Diese Aussage ist
hochgradig irreführend. Sie enthält einen kleinen, berechtigten Kern – vermischt diesen aber mit wissenschaftlich falschen Behauptungen und einer polemischen Unterstellung, die einer klassischen Rhetorik der Klimawandelleugnung entspricht.
Hier ist eine detaillierte Bewertung der einzelnen Thesen:
1. Die Trennung von Umwelt- und Klimaschutz (Teilweise richtig)
Es ist fachlich korrekt, dass Umweltschutz (z. B. gegen Plastikmüll, Luftschadstoffe wie Feinstaub oder Pestizide) und Klimaschutz (Reduktion von CO₂ und anderen Treibhausgasen) unterschiedliche Handlungsfelder sind. Sie hängen jedoch eng zusammen (z. B. schützt der Erhalt von Wäldern sowohl die Artenvielfalt als auch das Klima). Dennoch: Die Forderung nach begrifflicher Klarheit ist ein valider Punkt.
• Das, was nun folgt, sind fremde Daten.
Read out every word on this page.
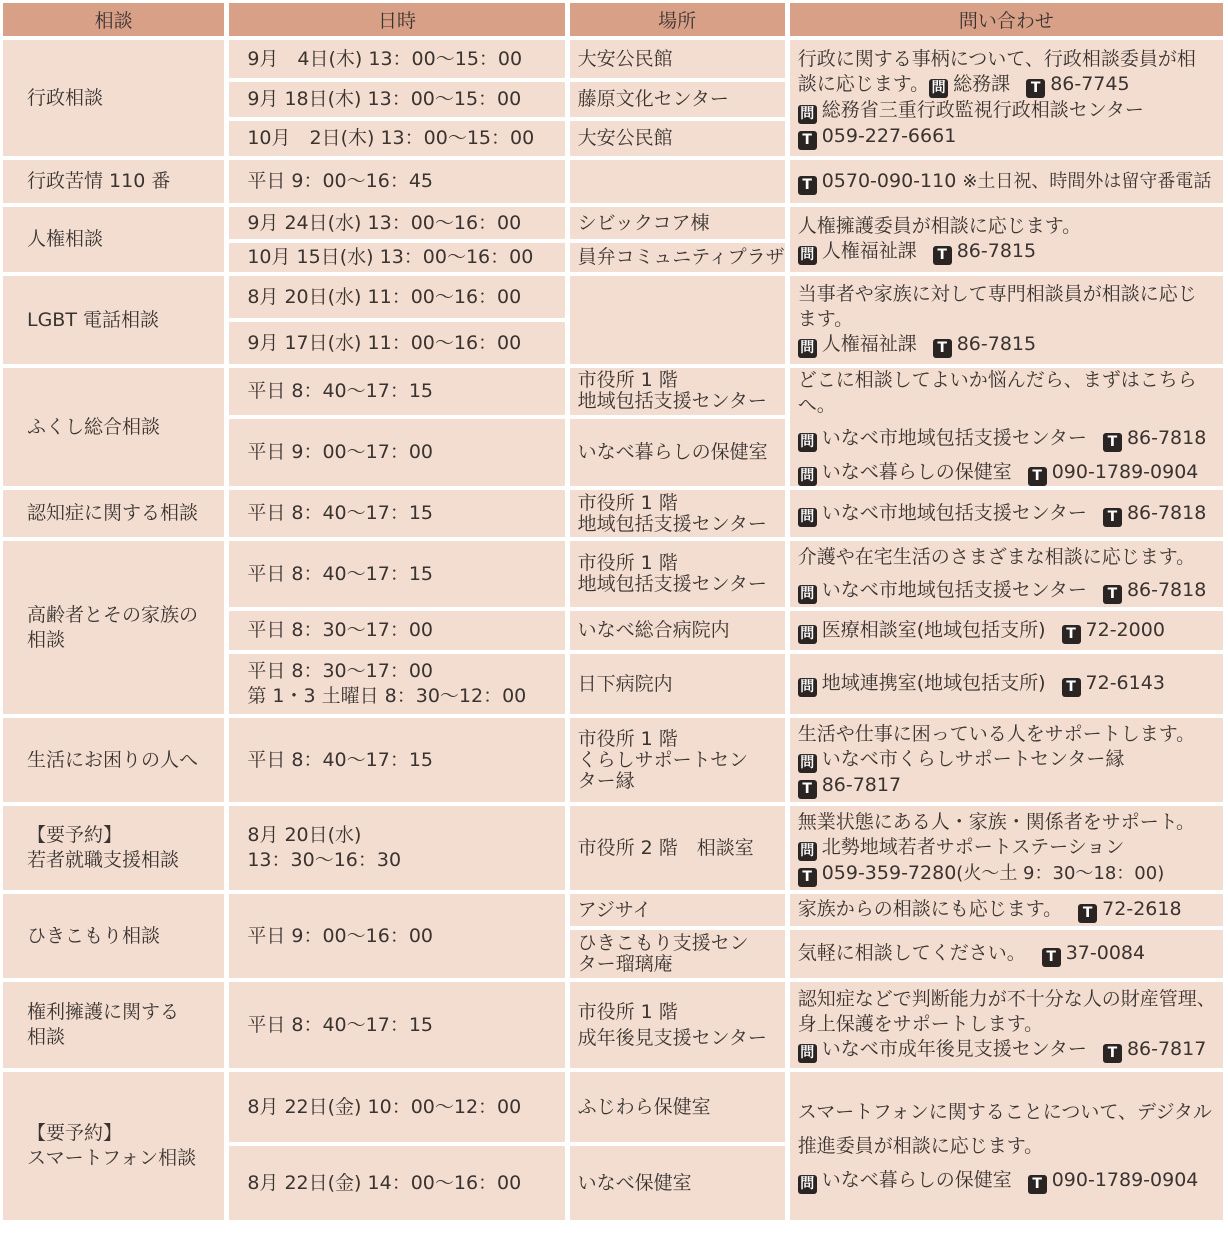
相談	日時	場所	問い合わせ
行政相談	9月　4日(木) 13：00～15：00	大安公民館	行政に関する事柄について、行政相談委員が相
談に応じます。 問 総務課 T 86-7745
問 総務省三重行政監視行政相談センター
T 059-227-6661

	9月 18日(木) 13：00～15：00	藤原文化センター	
	10月　2日(木) 13：00～15：00	大安公民館	
行政苦情 110 番	平日 9：00～16：45		T 0570-090-110 ※土日祝、時間外は留守番電話
人権相談	9月 24日(水) 13：00～16：00	シビックコア棟	人権擁護委員が相談に応じます。
問 人権福祉課 T 86-7815

	10月 15日(水) 13：00～16：00	員弁コミュニティプラザ	
LGBT 電話相談	8月 20日(水) 11：00～16：00		当事者や家族に対して専門相談員が相談に応じ
ます。
問 人権福祉課 T 86-7815

	9月 17日(水) 11：00～16：00		
ふくし総合相談	平日 8：40～17：15	市役所 1 階
地域包括支援センター	どこに相談してよいか悩んだら、まずはこちらへ。
問 いなべ市地域包括支援センター T 86-7818
問 いなべ暮らしの保健室 T 090-1789-0904

	平日 9：00～17：00	いなべ暮らしの保健室	
認知症に関する相談	平日 8：40～17：15	市役所 1 階
地域包括支援センター	問 いなべ市地域包括支援センター T 86-7818

高齢者とその家族の
相談	平日 8：40～17：15	市役所 1 階
地域包括支援センター	介護や在宅生活のさまざまな相談に応じます。
問 いなべ市地域包括支援センター T 86-7818

	平日 8：30～17：00	いなべ総合病院内	問 医療相談室(地域包括支所) T 72-2000

	平日 8：30～17：00
第 1・3 土曜日 8：30～12：00	日下病院内	問 地域連携室(地域包括支所) T 72-6143
生活にお困りの人へ	平日 8：40～17：15	市役所 1 階
くらしサポートセン
ター縁	生活や仕事に困っている人をサポートします。
問 いなべ市くらしサポートセンター縁
T 86-7817

【要予約】
若者就職支援相談	8月 20日(水)
13：30～16：30	市役所 2 階　相談室	無業状態にある人・家族・関係者をサポート。
問 北勢地域若者サポートステーション
T 059-359-7280(火～土 9：30～18：00)

ひきこもり相談	平日 9：00～16：00	アジサイ	家族からの相談にも応じます。 T 72-2618

		ひきこもり支援セン
ター瑠璃庵	気軽に相談してください。 T 37-0084

権利擁護に関する
相談	平日 8：40～17：15	市役所 1 階
成年後見支援センター	認知症などで判断能力が不十分な人の財産管理、
身上保護をサポートします。
問 いなべ市成年後見支援センター T 86-7817

【要予約】
スマートフォン相談	8月 22日(金) 10：00～12：00	ふじわら保健室	スマートフォンに関することについて、デジタル
推進委員が相談に応じます。
問 いなべ暮らしの保健室 T 090-1789-0904

	8月 22日(金) 14：00～16：00	いなべ保健室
2. „Wir können das Klima so wie es war nicht schützen“ (Formal richtig, inhaltlich ein Strohmann)
Richtig ist, dass das Klima ein dynamisches System ist und es keinen "Soll-Zustand" von 1850 gibt.
Allerdings: Klimaschutz zielt in der Wissenschaft nie darauf ab, das Klima "einzufrieren". Ziel ist es, die
menschengemachte Erwärmung zu stoppen, bevor sie kritische Kipppunkte (wie das Abschmelzen des Grönlandeises) erreicht. Die Aussage verdreht also die Definition von Klimaschutz, um sie lächerlich zu machen.
3. „Unsere Einflussnahme darauf ist sehr gering“ (Wissenschaftlich FALSCH)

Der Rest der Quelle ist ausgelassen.